Carpenter's axes or carpenter's hatchets are small axes, usually slightly larger than a hatchet, used in traditional woodwork, joinery, and log-building. They have pronounced beards and finger notches to allow a "choked" grip for precise control.

Carpentry axes have straight, long cutting edges and thin blades with a low bevel angle, making them ideal for working with dry wood. These axes also have straight handles, as the curved handles typical of felling and chopping axes would get in the way of the smaller, more precise cuts that carpenters would tend to make. These features allow carpenter's axes to be capable of detailed work such as cutting a plank's end to a desired angled with a planed surface and even rudimentary woodcarving.

The long straight edge of carpentry axes provides a good degree of stability when cutting as well as being the ideal shape for guiding the blade by eye.

The poll, or butt, is generally designed for use as a hammer.

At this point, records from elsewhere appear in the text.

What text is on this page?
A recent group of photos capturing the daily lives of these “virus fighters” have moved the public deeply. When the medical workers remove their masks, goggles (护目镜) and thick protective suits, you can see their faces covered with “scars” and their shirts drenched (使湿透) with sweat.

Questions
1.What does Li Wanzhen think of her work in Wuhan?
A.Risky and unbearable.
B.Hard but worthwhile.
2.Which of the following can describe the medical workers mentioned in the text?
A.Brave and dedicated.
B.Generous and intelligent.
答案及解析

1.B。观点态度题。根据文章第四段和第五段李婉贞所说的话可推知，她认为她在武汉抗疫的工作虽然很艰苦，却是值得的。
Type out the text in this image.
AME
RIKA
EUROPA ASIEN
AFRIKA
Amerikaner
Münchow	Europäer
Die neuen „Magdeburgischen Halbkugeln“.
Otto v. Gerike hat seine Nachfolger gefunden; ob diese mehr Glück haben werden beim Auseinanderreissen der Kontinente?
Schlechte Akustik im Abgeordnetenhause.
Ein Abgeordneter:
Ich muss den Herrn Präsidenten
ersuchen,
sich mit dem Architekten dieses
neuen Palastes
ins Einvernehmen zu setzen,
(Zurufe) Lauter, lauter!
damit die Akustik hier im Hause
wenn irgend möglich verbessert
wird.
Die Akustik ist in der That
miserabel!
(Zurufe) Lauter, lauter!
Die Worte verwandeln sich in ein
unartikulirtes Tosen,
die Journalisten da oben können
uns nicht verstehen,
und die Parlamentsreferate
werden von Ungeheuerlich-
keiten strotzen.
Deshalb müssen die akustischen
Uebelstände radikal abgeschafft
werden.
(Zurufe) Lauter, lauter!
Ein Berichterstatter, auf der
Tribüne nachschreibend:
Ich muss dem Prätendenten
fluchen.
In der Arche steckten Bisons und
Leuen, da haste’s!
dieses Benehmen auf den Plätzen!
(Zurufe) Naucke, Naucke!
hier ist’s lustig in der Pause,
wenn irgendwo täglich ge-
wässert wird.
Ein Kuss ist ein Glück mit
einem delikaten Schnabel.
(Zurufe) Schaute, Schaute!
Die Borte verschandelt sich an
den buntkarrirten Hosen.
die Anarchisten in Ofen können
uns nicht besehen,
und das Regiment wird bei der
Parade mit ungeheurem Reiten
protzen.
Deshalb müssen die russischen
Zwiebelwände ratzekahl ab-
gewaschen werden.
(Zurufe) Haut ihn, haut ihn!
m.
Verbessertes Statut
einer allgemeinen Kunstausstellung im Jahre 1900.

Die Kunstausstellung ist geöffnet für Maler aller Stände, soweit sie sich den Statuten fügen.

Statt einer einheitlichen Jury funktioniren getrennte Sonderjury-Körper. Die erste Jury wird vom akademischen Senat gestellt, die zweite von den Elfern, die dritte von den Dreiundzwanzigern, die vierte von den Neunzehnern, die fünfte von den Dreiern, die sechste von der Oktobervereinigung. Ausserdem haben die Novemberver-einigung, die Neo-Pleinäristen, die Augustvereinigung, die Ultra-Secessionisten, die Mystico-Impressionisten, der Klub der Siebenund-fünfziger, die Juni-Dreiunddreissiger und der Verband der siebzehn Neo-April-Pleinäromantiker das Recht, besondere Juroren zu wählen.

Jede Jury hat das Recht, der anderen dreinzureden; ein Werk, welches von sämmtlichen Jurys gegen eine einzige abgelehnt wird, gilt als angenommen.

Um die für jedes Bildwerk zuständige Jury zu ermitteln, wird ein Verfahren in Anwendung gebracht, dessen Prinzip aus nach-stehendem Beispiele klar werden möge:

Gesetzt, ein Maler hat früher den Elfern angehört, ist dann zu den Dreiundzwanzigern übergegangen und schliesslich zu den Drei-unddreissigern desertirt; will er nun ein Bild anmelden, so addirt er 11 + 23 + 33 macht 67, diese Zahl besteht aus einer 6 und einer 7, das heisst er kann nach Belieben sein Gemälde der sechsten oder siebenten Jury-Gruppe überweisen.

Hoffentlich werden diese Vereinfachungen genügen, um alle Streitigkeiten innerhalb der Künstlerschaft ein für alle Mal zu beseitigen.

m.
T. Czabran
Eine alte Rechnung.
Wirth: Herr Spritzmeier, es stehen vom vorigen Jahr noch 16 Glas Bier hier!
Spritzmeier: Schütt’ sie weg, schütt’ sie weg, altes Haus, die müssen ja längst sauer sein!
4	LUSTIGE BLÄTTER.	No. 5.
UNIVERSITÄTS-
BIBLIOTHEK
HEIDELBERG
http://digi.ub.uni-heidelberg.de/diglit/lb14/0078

Newer carpenter's axes will often have a groove for pulling nails.

== Use in Japanese carpentry ==
In traditional Japanese architecture, wood is the primary building material, as opposed to the western tradition of using stone and brick. Therefore, in the construction of buildings, carpentry axes are vital for quickly removing large amounts of wood in the initial stages of building, such as the construction of columns and support structures. Japanese carpentry axes have wooden handles that are fitted to a socket and have laminated steel blades, which have two different steels: a harder steel for the cutting edge, with a more soft and flexible steel for the back portion of the head.